Take a tour with Pandas

Take a tour with Pandas

pandas is a fast, powerful, flexible and easy to use open source data analysis and manipulation tool, built on top of the Python programming language.

The Basics

Pandas is build to analyze data. It uses Series, DataFrames and other data manipulation objects to help us understand data better. Every Pandas notebook starts with the basic import statement.

import pandas as pd

Data is very important which is why Pandas can import various files such as csv, pdf, hmtl, json, excel, sql as spss.

# returns a DataFrame
car_brands = pd.read_csv("_data/car_brands.csv")

Pandas offers different objects to mirror data:

  1. Series represents 1 dimensional data
  2. DataFrame represents 2 dimensional data
car_series = pd.Series(["BMW", "Honda", "Toyota"])
car_color = pd.Series(["Red", "Black", "Blue"])

car_data = pd.DataFrame({"Car Maker": car_series, "Car Color": car_color})

Finally, after manipulating our data, to cleanup it up for example, we can export our changes to a new file as well.

car_data.to_csv("_data/new_car_data.csv", index=False)

Viewing and Selecting Data

A DataFrame and Series can hold a lot of information. If we want to navigate around, we can use loc and iloc to access a specific row.

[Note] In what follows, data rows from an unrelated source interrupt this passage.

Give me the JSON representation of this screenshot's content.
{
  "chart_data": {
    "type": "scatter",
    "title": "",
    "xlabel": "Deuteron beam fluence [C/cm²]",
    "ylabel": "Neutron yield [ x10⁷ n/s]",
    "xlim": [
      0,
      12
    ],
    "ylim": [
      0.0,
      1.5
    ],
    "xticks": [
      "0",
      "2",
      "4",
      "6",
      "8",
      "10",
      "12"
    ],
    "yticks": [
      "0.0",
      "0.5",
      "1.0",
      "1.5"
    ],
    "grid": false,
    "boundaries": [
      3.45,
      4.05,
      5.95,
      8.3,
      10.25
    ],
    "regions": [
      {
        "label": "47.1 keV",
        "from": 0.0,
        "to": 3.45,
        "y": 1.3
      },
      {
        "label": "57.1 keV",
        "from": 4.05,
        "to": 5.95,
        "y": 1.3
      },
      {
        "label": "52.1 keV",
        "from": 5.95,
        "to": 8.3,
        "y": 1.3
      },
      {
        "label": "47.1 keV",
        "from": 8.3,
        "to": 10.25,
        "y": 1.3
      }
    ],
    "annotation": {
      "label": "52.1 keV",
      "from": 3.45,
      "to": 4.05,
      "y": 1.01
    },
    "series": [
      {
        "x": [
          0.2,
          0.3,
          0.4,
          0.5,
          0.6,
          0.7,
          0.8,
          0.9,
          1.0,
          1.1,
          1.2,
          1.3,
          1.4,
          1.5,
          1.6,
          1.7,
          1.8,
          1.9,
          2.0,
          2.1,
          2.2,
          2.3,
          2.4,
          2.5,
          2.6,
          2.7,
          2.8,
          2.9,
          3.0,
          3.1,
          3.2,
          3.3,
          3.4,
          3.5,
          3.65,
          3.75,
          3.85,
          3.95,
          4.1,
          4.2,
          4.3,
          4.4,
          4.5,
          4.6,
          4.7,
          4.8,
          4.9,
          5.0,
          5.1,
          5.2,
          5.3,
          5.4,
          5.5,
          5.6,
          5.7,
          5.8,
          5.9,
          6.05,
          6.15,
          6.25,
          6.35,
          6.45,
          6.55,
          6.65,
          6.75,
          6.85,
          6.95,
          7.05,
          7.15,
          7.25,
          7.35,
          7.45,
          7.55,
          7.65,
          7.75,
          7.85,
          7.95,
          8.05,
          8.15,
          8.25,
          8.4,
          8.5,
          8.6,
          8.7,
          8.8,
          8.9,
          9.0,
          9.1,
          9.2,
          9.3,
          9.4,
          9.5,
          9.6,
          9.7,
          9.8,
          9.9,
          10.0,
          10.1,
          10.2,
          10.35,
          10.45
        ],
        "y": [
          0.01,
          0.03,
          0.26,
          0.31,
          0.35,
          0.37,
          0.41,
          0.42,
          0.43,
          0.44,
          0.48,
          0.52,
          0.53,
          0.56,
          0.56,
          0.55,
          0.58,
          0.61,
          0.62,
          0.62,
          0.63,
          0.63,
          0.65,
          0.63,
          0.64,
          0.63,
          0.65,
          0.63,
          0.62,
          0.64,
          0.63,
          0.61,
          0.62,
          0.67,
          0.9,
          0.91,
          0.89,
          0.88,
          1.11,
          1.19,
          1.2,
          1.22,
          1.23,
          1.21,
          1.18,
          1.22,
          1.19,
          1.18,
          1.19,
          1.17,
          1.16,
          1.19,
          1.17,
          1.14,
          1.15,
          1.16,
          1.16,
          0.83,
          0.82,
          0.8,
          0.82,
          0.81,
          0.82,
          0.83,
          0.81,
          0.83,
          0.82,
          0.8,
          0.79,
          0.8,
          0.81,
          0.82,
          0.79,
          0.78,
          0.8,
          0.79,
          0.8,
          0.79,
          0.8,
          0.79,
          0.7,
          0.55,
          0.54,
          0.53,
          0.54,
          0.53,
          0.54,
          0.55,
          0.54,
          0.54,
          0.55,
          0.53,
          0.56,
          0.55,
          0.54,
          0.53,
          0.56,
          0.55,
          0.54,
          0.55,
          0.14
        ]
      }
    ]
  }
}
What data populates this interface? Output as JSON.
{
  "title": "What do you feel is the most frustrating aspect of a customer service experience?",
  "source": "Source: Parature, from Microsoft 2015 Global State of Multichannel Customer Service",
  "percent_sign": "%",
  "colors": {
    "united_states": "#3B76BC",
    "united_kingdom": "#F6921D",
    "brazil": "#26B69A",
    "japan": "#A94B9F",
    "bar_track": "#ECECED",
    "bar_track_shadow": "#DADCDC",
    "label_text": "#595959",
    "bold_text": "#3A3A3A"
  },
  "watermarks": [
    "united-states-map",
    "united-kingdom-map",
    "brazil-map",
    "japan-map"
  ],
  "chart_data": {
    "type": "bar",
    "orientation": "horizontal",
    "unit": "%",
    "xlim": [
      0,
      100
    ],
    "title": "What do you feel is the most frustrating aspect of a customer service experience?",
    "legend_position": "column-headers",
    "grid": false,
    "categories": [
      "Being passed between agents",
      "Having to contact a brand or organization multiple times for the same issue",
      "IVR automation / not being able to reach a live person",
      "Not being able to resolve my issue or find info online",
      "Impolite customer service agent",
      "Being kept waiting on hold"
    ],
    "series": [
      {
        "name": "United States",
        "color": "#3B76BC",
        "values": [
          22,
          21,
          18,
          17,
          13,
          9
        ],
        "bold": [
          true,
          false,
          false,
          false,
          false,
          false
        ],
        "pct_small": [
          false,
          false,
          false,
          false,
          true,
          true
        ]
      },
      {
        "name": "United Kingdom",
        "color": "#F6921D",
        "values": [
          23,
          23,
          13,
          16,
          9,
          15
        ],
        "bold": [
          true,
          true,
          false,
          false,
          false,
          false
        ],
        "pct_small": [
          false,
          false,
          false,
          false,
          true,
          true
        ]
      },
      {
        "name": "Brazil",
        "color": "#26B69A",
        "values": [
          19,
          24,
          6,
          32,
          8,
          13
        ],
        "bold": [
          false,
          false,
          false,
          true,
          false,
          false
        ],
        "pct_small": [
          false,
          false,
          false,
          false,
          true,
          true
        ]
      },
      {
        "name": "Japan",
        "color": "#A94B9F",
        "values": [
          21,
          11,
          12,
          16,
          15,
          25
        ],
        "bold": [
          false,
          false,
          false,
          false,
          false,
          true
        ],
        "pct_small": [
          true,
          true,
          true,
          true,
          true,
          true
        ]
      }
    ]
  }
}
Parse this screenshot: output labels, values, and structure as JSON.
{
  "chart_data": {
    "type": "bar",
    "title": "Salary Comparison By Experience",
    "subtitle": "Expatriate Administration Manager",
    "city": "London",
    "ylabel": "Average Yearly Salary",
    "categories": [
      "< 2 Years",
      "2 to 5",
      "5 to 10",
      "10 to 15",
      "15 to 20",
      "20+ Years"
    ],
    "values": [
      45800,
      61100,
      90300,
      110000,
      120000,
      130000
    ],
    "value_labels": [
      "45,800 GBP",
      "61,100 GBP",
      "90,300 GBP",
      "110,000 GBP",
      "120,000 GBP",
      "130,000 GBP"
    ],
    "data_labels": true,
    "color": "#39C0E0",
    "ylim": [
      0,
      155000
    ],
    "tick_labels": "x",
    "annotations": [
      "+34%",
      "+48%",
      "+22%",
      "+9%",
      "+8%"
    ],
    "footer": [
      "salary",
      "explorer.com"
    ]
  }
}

  • loc returns the row at index
  • iloc return the row at the position (index independent)

We can use a dictionary like syntax to access the colums of a DataFrame:

car_data["color"]
car_data.color

# query column
# only show red colored cars
car_data[card_data["color"] == "red"]

Manipulating Data

Now we have looked at how to import, display and query our data but Pandas allows us to also change data. This is useful to sanatize our data for further analysis.

# lowercase the color column values
# maybe the person who inputed the color wrote it sometimes all caps
# sometimes capitalized or something else
car_data["color"] = car_data["color"].str.lower()

# query for missing rows where the color is missing
car_data_missing_color = car_data[car_data["color"].isnull() == True]

# fill the empty spots with the mean of the column
car_data["color"].fillna(car_data["color"].mean(), inplace=True)

# drop rows with the missing property
car_data.dropna()

# we can shuffle our data to break up patterns in ordered lists
car_data.sample(frac=1)

# finally if we need more control to alter a value in a row
# we can use lambdas
car_data["doors"].apply(lambda doors: doors + 1)

And that is it. There is more to Pandas of course but this covers the basic CRUD operations one would like to perform with Pandas.